The other thing Dr. Davine suggests for anxious patients is to look up progressive muscle relaxation videos on YouTube, and to do it at least twice a day. This was fascinating because it’s not quite what you expect medical doctors to prescribe. This is very similar to the “body sweep” in mindfulness meditation, which has been shown by evidence to be associated with less emotional distress, more positive states of mind, and better quality of life. Dr. Davine emphasized the need to incorporate this relaxation technique into the patient’s daily routine so that it becomes a part of their lifestyle, even when the patient is not experiencing symptoms. That way, the mind will learn a new coping strategy to become the patient’s own “anxiety pill”, and will lessen anxiety symptoms when they do occur.

This strategy can apply to anyone, anxiety disorder or not. Personally I’ve been meditating with the Ten Percent Happier app (not an ad) for about a month and a half now, and 1260 “mindful minutes” later, I can definitely say I’m at least 5% happier aha. So many of us go through life mindlessly scrolling through social media, television, porn. Mindfulness teaches us that the mind can be trained, just like a muscle, to become more mindful—in fact, at the end of the almost every session, the instructor says “thank you for your practice”. It’s a practice, something you can get better and better at. It can clear up some of the brain fog that can hinder our motivation and start to rewire our brains to build better habits. It can clear our cluttered thoughts, of what we’re going to eat or wear or do next or do tomorrow or do the next day, and pull you back down to being in the moment. “Sit and know that you are sitting.” And finally, it’s forgiving. It’s expected and normal for thoughts to pop up and distract us during meditation—sometimes even great ideas can arise when you clear your mind of clutter, such as the idea to write this article! “When that happens, just find your breath, and begin again.” Whether it’s with YouTube videos or through one of the guided meditation apps out there, incorporating meditation into your life is extremely valuable and a way to have your own “anxiety pill”, for not if, but when life inevitably becomes stressful.

Back to the treatments for anxiety disorder. If psychotherapy, CBT, and progressive muscle relaxation don’t help after a few weeks, then the next step would be pharmacotherapy. Research shows that psychotherapy and pharmacotherapy are equally effective, but different options may work for different people. The first-line medications are usually drugs called SSRI antidepressants, which are not addictive and have minimal side effects (most commonly weight gain and sexual dysfunction), and these are usually prescribed for around a year after titrating to the correct dosage. Many patients take these and find that they can regain normal function — talk to your doctor if you want to learn more.

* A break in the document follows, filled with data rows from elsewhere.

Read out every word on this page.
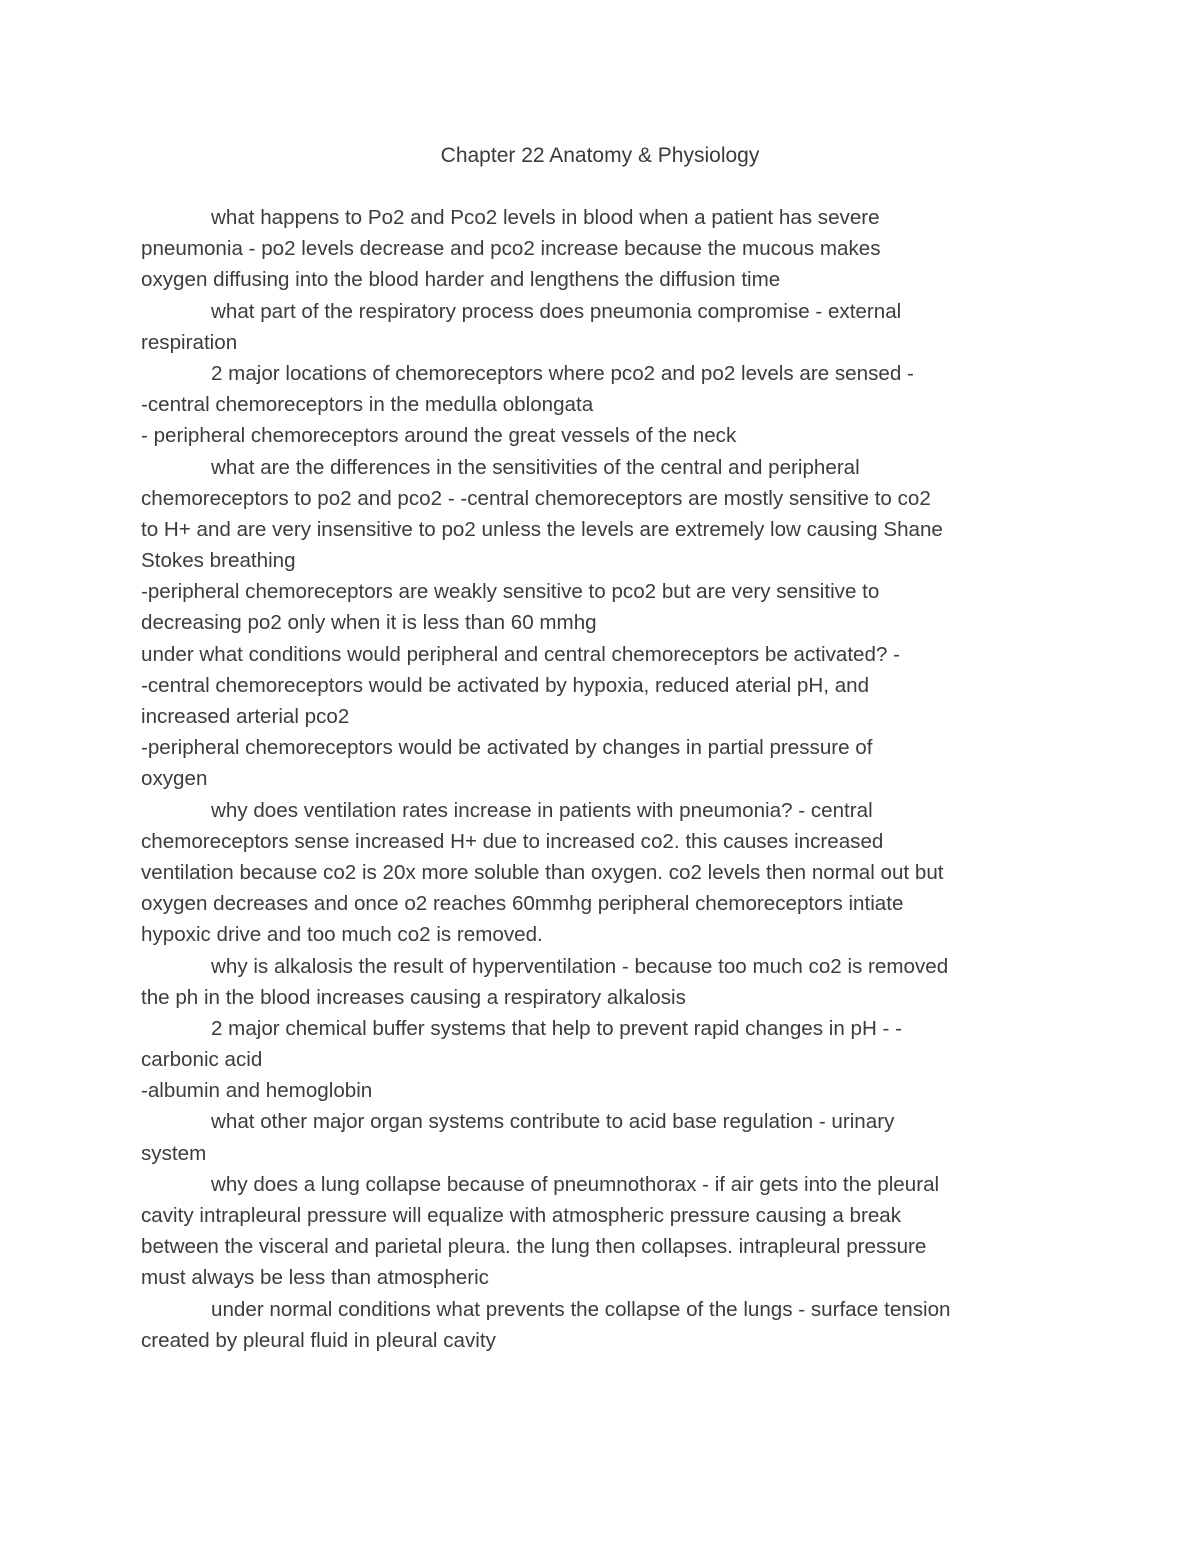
Chapter 22 Anatomy & Physiology
what happens to Po2 and Pco2 levels in blood when a patient has severe
pneumonia - po2 levels decrease and pco2 increase because the mucous makes
oxygen diffusing into the blood harder and lengthens the diffusion time
what part of the respiratory process does pneumonia compromise - external
respiration
2 major locations of chemoreceptors where pco2 and po2 levels are sensed -
-central chemoreceptors in the medulla oblongata
- peripheral chemoreceptors around the great vessels of the neck
what are the differences in the sensitivities of the central and peripheral
chemoreceptors to po2 and pco2 - -central chemoreceptors are mostly sensitive to co2
to H+ and are very insensitive to po2 unless the levels are extremely low causing Shane
Stokes breathing
-peripheral chemoreceptors are weakly sensitive to pco2 but are very sensitive to
decreasing po2 only when it is less than 60 mmhg
under what conditions would peripheral and central chemoreceptors be activated? -
-central chemoreceptors would be activated by hypoxia, reduced aterial pH, and
increased arterial pco2
-peripheral chemoreceptors would be activated by changes in partial pressure of
oxygen
why does ventilation rates increase in patients with pneumonia? - central
chemoreceptors sense increased H+ due to increased co2. this causes increased
ventilation because co2 is 20x more soluble than oxygen. co2 levels then normal out but
oxygen decreases and once o2 reaches 60mmhg peripheral chemoreceptors intiate
hypoxic drive and too much co2 is removed.
why is alkalosis the result of hyperventilation - because too much co2 is removed
the ph in the blood increases causing a respiratory alkalosis
2 major chemical buffer systems that help to prevent rapid changes in pH - -
carbonic acid
-albumin and hemoglobin
what other major organ systems contribute to acid base regulation - urinary
system
why does a lung collapse because of pneumnothorax - if air gets into the pleural
cavity intrapleural pressure will equalize with atmospheric pressure causing a break
between the visceral and parietal pleura. the lung then collapses. intrapleural pressure
must always be less than atmospheric
under normal conditions what prevents the collapse of the lungs - surface tension
created by pleural fluid in pleural cavity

The information presented here is based on the notes I made from lecture, the DSM-V, and the Canadian clinical practice guidelines for the management of anxiety, posttraumatic stress and obsessive-compulsive disorders. Hopefully it was interesting to read, and maybe encouraged you to use the online screening tool or to consider incorporating some mindfulness and muscle relaxation techniques into your own life.